Equate the lower triangular entries of $Q^T \dot{Q}$ to the lower triangular entries of $Q^T \nabla F \; Q$ and solve the resulting linear system for the $\dot{\theta}_k$.
Equate the diagonal entries of $Q^T \nabla F \; Q$ with the derivatives $\dot{\lambda}_i$.
Step the current state forwards using the derivatives $\{ \dot{x} \; \dot{\lambda} \; \dot{\theta} \}$.
An example
Let us calculate the Lyapunov exponents of the driven van der Pol oscillator:
$$\dot{z}_1 = z_2$$ $$\dot{z}_2 = -d (1-z_1^2) z_2 - z_1 + b \cos \omega t$$ where $d$, $b$ and $\omega$ are real constants. For numerical calculations, we will use $d = -5$, $b = 5$ and $\omega = 2.466$. This (nonautonomous) system has chaotic orbits for this choice of parameters.

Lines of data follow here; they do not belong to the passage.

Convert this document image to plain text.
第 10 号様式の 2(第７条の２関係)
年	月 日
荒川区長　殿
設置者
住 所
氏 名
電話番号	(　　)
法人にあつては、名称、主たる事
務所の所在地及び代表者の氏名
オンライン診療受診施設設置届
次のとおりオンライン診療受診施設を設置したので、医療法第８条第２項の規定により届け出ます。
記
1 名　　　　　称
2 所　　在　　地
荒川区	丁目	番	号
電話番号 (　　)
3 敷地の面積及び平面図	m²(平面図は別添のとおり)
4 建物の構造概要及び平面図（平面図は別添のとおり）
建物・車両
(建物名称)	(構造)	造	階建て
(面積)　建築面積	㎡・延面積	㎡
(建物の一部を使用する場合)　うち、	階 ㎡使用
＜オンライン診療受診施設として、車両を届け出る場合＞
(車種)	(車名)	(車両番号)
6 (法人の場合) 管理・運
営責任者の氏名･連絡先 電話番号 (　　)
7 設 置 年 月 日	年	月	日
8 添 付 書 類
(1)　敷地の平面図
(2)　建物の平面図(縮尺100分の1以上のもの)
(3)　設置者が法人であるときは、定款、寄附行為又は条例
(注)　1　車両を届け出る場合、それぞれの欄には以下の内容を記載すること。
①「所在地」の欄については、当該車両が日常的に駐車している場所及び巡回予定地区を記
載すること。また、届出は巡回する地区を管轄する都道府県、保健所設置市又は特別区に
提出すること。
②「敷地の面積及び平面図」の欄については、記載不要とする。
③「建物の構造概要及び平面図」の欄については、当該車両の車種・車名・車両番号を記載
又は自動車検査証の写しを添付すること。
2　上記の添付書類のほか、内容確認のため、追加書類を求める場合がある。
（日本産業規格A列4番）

The gradient of the right hand side vector field for this system is
$$\nabla F = \begin{pmatrix} d_{11} & d_{12} \\ d_{21} & d_{22} \end{pmatrix} = \begin{pmatrix} 0 & 1 \\ 2 d z_1 z_2 - 1 & d(z_1^2 - 1) \end{pmatrix}.$$ The system is two-dimensional, so the orthogonal matrix $Q$ is characterised by a single angle $\theta_1$:
$$Q = \begin{pmatrix} \cos \theta_1 & -\sin \theta_1 \\ \sin \theta_1 & \cos \theta_1 \end{pmatrix}.$$ Then,
$$Q^T \dot{Q} = \begin{pmatrix} \cos \theta_1 & \sin \theta_1 \\ -\sin \theta_1 & \cos \theta_1 \end{pmatrix} \begin{pmatrix} -\sin \theta_1 & -\cos \theta_1 \\ \cos \theta_1 & -\sin \theta_1 \end{pmatrix} \dot{\theta}_1 = \begin{pmatrix} 0 & -\dot{\theta}_1 \\ \dot{\theta}_1 & 0 \end{pmatrix}$$ and the entries in the matrix $Q^T \nabla F \; Q$ are
$$(Q^T \nabla F \; Q)_{11} = d_{11} \cos^2 \theta_1 + (d_{12} + d_{21}) \sin \theta_1 \cos \theta_1 + d_{22} \sin^2 \theta_1,$$ $$(Q^T \nabla F \; Q)_{12} = d_{12} \cos^2 \theta_1 - (d_{11} - d_{22}) \sin \theta_1 \cos \theta_1 - d_{21} \sin^2 \theta_1,$$ $$(Q^T \nabla F \; Q)_{21} = d_{21} \cos^2 \theta_1 - (d_{11} - d_{22}) \sin \theta_1 \cos \theta_1 - d_{12} \sin^2 \theta_1,$$ $$(Q^T \nabla F \; Q)_{22} = d_{22} \cos^2 \theta_1 - (d_{12} + d_{21}) \sin \theta_1 \cos \theta_1 + d_{11} \sin^2 \theta_1.$$ Inserting explicit expressions for the entries of
$$\dot{z}_1 = z_2$$ $$\dot{z}_2 = -d (1-z_1^2) z_2 - z_1 + b \cos \omega t$$ $$\dot{\lambda}_1 = d z_1 z_2 \sin 2\theta_1 + d(z_1^2 - 1) \sin^2 \theta_1$$ $$\dot{\lambda}_2 = -d z_1 z_2 \sin 2\theta_1 + d(z_1^2 - 1) \cos^2 \theta_1$$ $$\dot{\theta}_1 = 2 d z_1 z_2 \cos^2 \theta_1 - 1 + d(z_1^2 - 1) \sin \theta_1 \cos \theta_1$$ This ODE system can be integrated using more or less any numerical scheme: here, we use the RKf45
scheme from the GSL library (via the Numeric.GSL.ODE
module in the hmatrix
Haskell package).
Here are plots of estimates of the Lyapunov exponents of this system generated using this approach:
We see rapid convergence of the estimates: taking the values in the time range [500, 1000], we estimate that the first Lyapunov exponent lies in the range [0.086601, 0.104736] and the second Lyapunov exponent in the range [-6.886599, -6.804369].
What next?
We want to implement this scheme for calculating Lyapunov exponents in Haskell. Questions that immediately arise:
How do we represent the input ODE system so that we can easily compute the gradient
$\nabla F$ ? Answer: as Haskell functions–we use automatic differentiation to evaluate the gradient efficiently.How can we manage the complexity of the $Q^T \dot{Q}$ matrix for larger systems? Answer: we use a semi-symbolic approach, where we evaluate and simplify the entries of $Q^T \dot{Q}$ once and use the result to build a matrix that allows us to extract the $\dot{\theta}_k$ derivatives.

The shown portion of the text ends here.